Project 2

The molecular basis of aphid resistance to cereal defensive compounds

Supervisors:
Dr. John Charles D’Auria (main supervisor)
Research Group Metabolic Diversity, The Leibniz Institute of Plant Genetics and Crop Plant Research (IPK), Gatersleben
Dr. Grit Kunert (co supervisor)
Department of Biochemistry, Max Planck Institute for Chemical Ecology
Prof. Dr. Jonathan Gershenzon (co supervisor)
Department of Biochemistry, Max Planck Institute for Chemical Ecology

Background:
All plants mediate their interactions with the environment through chemical signals, and gramine and hordenine are examples. These two allelopathic compounds are found most often in Poaceae, but occur sporadically amongst the angiosperms as well.  Some evidence suggests they confer protection against herbivorous insects, grazing animals and inhibit the growth of neighboring plants.
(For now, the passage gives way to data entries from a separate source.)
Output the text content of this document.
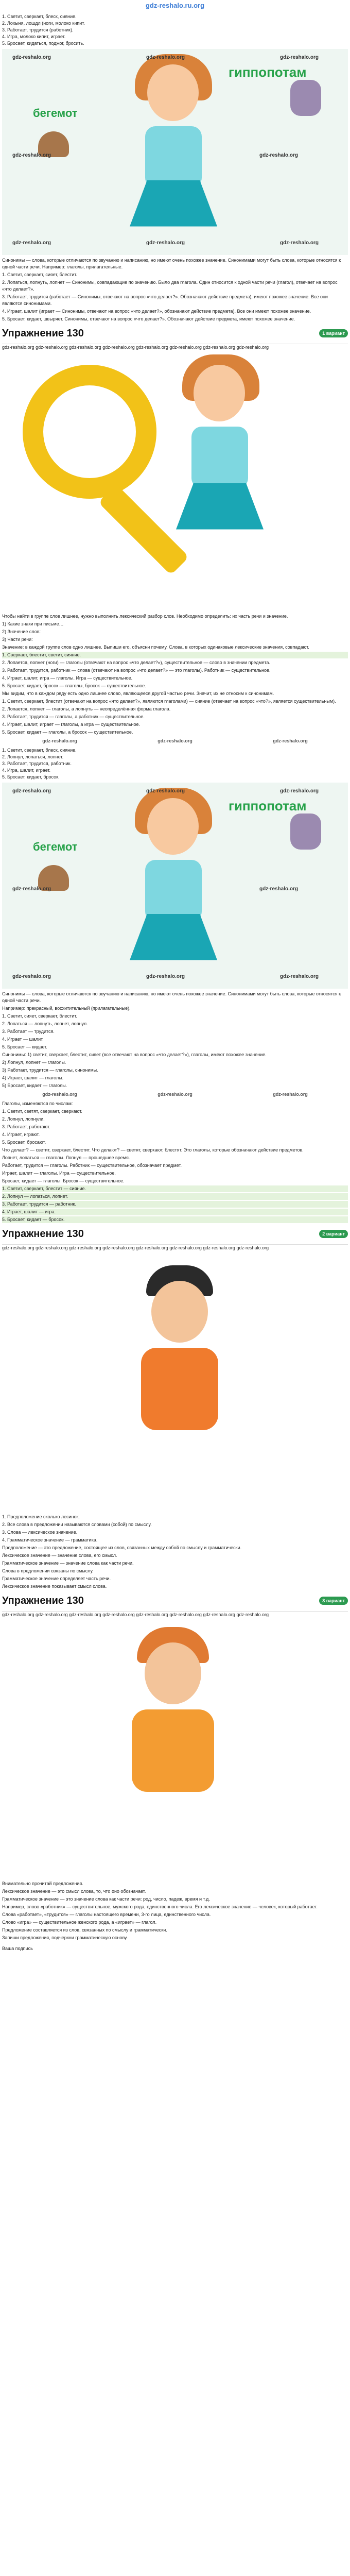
gdz-reshalo.ru.org
1. Светит, сверкает, блеск, сияние.
2. Лохыня, лошдл (ноги, молоко кипит.
3. Работает, трудится (работник).
4. Игра, молоко кипит, играет.
5. Бросает, кидаться, поджог, бросить.
гиппопотам
бегемот
gdz-reshalo.org	gdz-reshalo.org	gdz-reshalo.org
gdz-reshalo.org	gdz-reshalo.org
gdz-reshalo.org	gdz-reshalo.org	gdz-reshalo.org

Синонимы — слова, которые отличаются по звучанию и написанию, но имеют очень похожее значение. Синонимами могут быть слова, которые относятся к одной части речи. Например: глаголы, прилагательные.

1. Светит, сверкает, сияет, блестит.

2. Лопаться, лопнуть, лопнет — Синонимы, совпадающие по значению. Было два глагола. Один относится к одной части речи (глагол), отвечает на вопрос «что делает?».

3. Работает, трудится (работает — Синонимы, отвечают на вопрос «что делает?». Обозначают действие предмета), имеют похожее значение. Все они являются синонимами.

4. Играет, шалит (играет — Синонимы, отвечают на вопрос «что делает?», обозначают действие предмета). Все они имеют похожее значение.

5. Бросает, кидает, швыряет. Синонимы, отвечают на вопрос «что делает?». Обозначают действие предмета, имеют похожее значение.

Упражнение 130	1 вариант
gdz-reshalo.org gdz-reshalo.org gdz-reshalo.org gdz-reshalo.org gdz-reshalo.org gdz-reshalo.org gdz-reshalo.org gdz-reshalo.org

Чтобы найти в группе слов лишнее, нужно выполнить лексический разбор слов. Необходимо определить: их часть речи и значение.

1) Какие знаки при письме…

2) Значение слов:

3) Части речи:

Значение: в каждой группе слов одно лишнее. Выпиши его, объясни почему. Слова, в которых одинаковые лексические значения, совпадают.

1. Сверкает, блестит, светит, сияние.

2. Лопается, лопнет (ноги) — глаголы (отвечают на вопрос «что делает?»), существительное — слово в значении предмета.

3. Работает, трудится, работник — слова (отвечают на вопрос «что делает?» — это глаголы). Работник — существительное.

4. Играет, шалит, игра — глаголы. Игра — существительное.

5. Бросает, кидает, бросок — глаголы, бросок — существительное.

Мы видим, что в каждом ряду есть одно лишнее слово, являющееся другой частью речи. Значит, их не относим к синонимам.

1. Светит, сверкает, блестит (отвечают на вопрос «что делает?», являются глаголами) — сияние (отвечает на вопрос «что?», является существительным).

2. Лопается, лопнет — глаголы, а лопнуть — неопределённая форма глагола.

3. Работает, трудится — глаголы, а работник — существительное.

4. Играет, шалит, играет — глаголы, а игра — существительное.

5. Бросает, кидает — глаголы, а бросок — существительное.

gdz-reshalo.org	gdz-reshalo.org	gdz-reshalo.org
1. Светит, сверкает, блеск, сияние.
2. Лопнул, лопаться, лопнет.
3. Работает, трудится, работник.
4. Игра, шалит, играет.
5. Бросает, кидает, бросок.
гиппопотам
бегемот
gdz-reshalo.org	gdz-reshalo.org	gdz-reshalo.org
gdz-reshalo.org	gdz-reshalo.org
gdz-reshalo.org	gdz-reshalo.org	gdz-reshalo.org

Синонимы — слова, которые отличаются по звучанию и написанию, но имеют очень похожее значение. Синонимами могут быть слова, которые относятся к одной части речи.

Например: прекрасный, восхитительный (прилагательные).

1. Светит, сияет, сверкает, блестит.

2. Лопаться — лопнуть, лопнет, лопнул.

3. Работает — трудится.

4. Играет — шалит.

5. Бросает — кидает.

Синонимы: 1) светит, сверкает, блестит, сияет (все отвечают на вопрос «что делает?»), глаголы, имеют похожее значение.

2) Лопнул, лопнет — глаголы.

3) Работает, трудится — глаголы, синонимы.

4) Играет, шалит — глаголы.

5) Бросает, кидает — глаголы.

gdz-reshalo.org	gdz-reshalo.org	gdz-reshalo.org

Глаголы, изменяются по числам:

1. Светит, светят, сверкает, сверкают.

2. Лопнул, лопнули.

3. Работает, работают.

4. Играет, играют.

5. Бросает, бросают.

Что делает? — светит, сверкает, блестит. Что делают? — светят, сверкают, блестят. Это глаголы, которые обозначают действие предметов.

Лопнет, лопаться — глаголы. Лопнул — прошедшее время.

Работает, трудится — глаголы. Работник — существительное, обозначает предмет.

Играет, шалит — глаголы. Игра — существительное.

Бросает, кидает — глаголы. Бросок — существительное.

1. Светит, сверкает, блестит — сияние.

2. Лопнул — лопаться, лопнет.

3. Работает, трудится — работник.

4. Играет, шалит — игра.

5. Бросает, кидает — бросок.

Упражнение 130	2 вариант
gdz-reshalo.org gdz-reshalo.org gdz-reshalo.org gdz-reshalo.org gdz-reshalo.org gdz-reshalo.org gdz-reshalo.org gdz-reshalo.org

1. Предположение сколько лесинок.

2. Все слова в предложении называются словами (собой) по смыслу.

3. Слова — лексическое значение.

4. Грамматическое значение — грамматика.

Предположение — это предложение, состоящее из слов, связанных между собой по смыслу и грамматически.

Лексическое значение — значение слова, его смысл.

Грамматическое значение — значение слова как части речи.

Слова в предложении связаны по смыслу.

Грамматическое значение определяет часть речи.

Лексическое значение показывает смысл слова.

Упражнение 130	3 вариант
gdz-reshalo.org gdz-reshalo.org gdz-reshalo.org gdz-reshalo.org gdz-reshalo.org gdz-reshalo.org gdz-reshalo.org gdz-reshalo.org

Внимательно прочитай предложения.

Лексическое значение — это смысл слова, то, что оно обозначает.

Грамматическое значение — это значение слова как части речи: род, число, падеж, время и т.д.

Например, слово «работник» — существительное, мужского рода, единственного числа. Его лексическое значение — человек, который работает.

Слова «работает», «трудится» — глаголы настоящего времени, 3-го лица, единственного числа.

Слово «игра» — существительное женского рода, а «играет» — глагол.

Предложение составляется из слов, связанных по смыслу и грамматически.

Запиши предложения, подчеркни грамматическую основу.

Ваша подпись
Generalist aphids such as Myzus persicae are able to colonize gramine producing cereals, however, their growth and development are stunted1. On the other hand, specialist aphids such as Rhopalosiphum padi L. seem to thrive on these plants seemingly unaffected2. The ability of aphids to resist plant toxic compounds is a major obstacle to realizing their potential as natural pest controls, therefore we are interested in describing the barley-aphid interactions and understanding the mechanisms underlying the insect's resistance to gramine and hordenine.

Project description:
We have established that gramine and hordenine are present in the phloem of barley plants.  In addition, we have also constructed CRISPR mediated knockout lines of the barley accession Tafeno, which normally makes high amounts of gramine in the early and mid-vegetative tissues.  The utilization of Tafeno WT and Tafeno KO plants avoids issues with differences in other accessions’ different phytochemical profiles.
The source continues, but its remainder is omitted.